BioMarin’s goal is to persuade parents of the drug’s potential to add height and avert health issues that come with the genetic disorder, such as neurological and breathing problems that can occur when he spinal cord, tonsils and other unaffected tissue grows faster than the surrounding bone, said Melita Irving, the lead investigator of BioMarin’s trial and a consultant in clinical genetics at the Guy’s and St.
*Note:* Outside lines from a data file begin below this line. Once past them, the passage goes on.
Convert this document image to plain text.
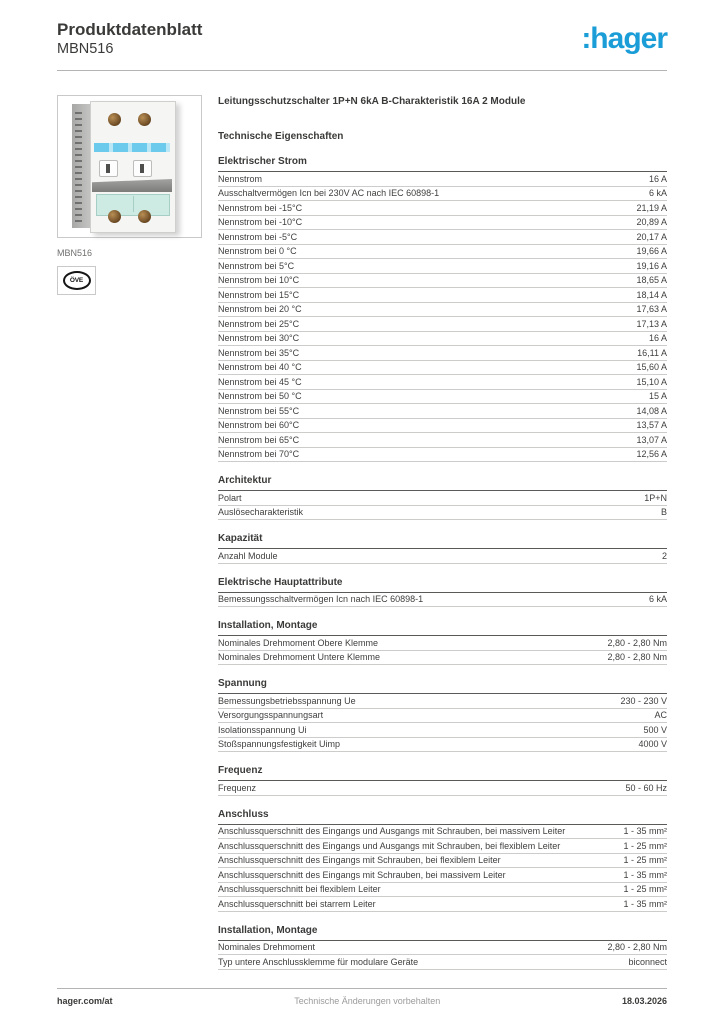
Produktdatenblatt
MBN516	:hager
MBN516
ÖVE
Leitungsschutzschalter 1P+N 6kA B-Charakteristik 16A 2 Module
Technische Eigenschaften
Elektrischer Strom
Nennstrom	16 A
Ausschaltvermögen Icn bei 230V AC nach IEC 60898-1	6 kA
Nennstrom bei -15°C	21,19 A
Nennstrom bei -10°C	20,89 A
Nennstrom bei -5°C	20,17 A
Nennstrom bei 0 °C	19,66 A
Nennstrom bei 5°C	19,16 A
Nennstrom bei 10°C	18,65 A
Nennstrom bei 15°C	18,14 A
Nennstrom bei 20 °C	17,63 A
Nennstrom bei 25°C	17,13 A
Nennstrom bei 30°C	16 A
Nennstrom bei 35°C	16,11 A
Nennstrom bei 40 °C	15,60 A
Nennstrom bei 45 °C	15,10 A
Nennstrom bei 50 °C	15 A
Nennstrom bei 55°C	14,08 A
Nennstrom bei 60°C	13,57 A
Nennstrom bei 65°C	13,07 A
Nennstrom bei 70°C	12,56 A
Architektur
Polart	1P+N
Auslösecharakteristik	B
Kapazität
Anzahl Module	2
Elektrische Hauptattribute
Bemessungsschaltvermögen Icn nach IEC 60898-1	6 kA
Installation, Montage
Nominales Drehmoment Obere Klemme	2,80 - 2,80 Nm
Nominales Drehmoment Untere Klemme	2,80 - 2,80 Nm
Spannung
Bemessungsbetriebsspannung Ue	230 - 230 V
Versorgungsspannungsart	AC
Isolationsspannung Ui	500 V
Stoßspannungsfestigkeit Uimp	4000 V
Frequenz
Frequenz	50 - 60 Hz
Anschluss
Anschlussquerschnitt des Eingangs und Ausgangs mit Schrauben, bei massivem Leiter	1 - 35 mm²
Anschlussquerschnitt des Eingangs und Ausgangs mit Schrauben, bei flexiblem Leiter	1 - 25 mm²
Anschlussquerschnitt des Eingangs mit Schrauben, bei flexiblem Leiter	1 - 25 mm²
Anschlussquerschnitt des Eingangs mit Schrauben, bei massivem Leiter	1 - 35 mm²
Anschlussquerschnitt bei flexiblem Leiter	1 - 25 mm²
Anschlussquerschnitt bei starrem Leiter	1 - 35 mm²
Installation, Montage
Nominales Drehmoment	2,80 - 2,80 Nm
Typ untere Anschlussklemme für modulare Geräte	biconnect
hager.com/at	Technische Änderungen vorbehalten	18.03.2026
Thomas’ hospital system in London.
“If it’s proven to be safe, I don’t think any average-height person with a baby is going to say no,” said Kristina Gray, the mother of a 4-year-old boy with achondroplasia in Warwickshire, England. “I see this as giving my son a better quality of life.”
Michael Yee, an analyst at RBC Capital Markets, estimates that BioMarin could charge $300,000 for the drug, which would make it the company’s biggest product.
Reuters reported the drug could rake in sales of about $700 million worldwide, according to a note Raluca Pancratov of SunTrust Robinson Humphrey wrote to his clients.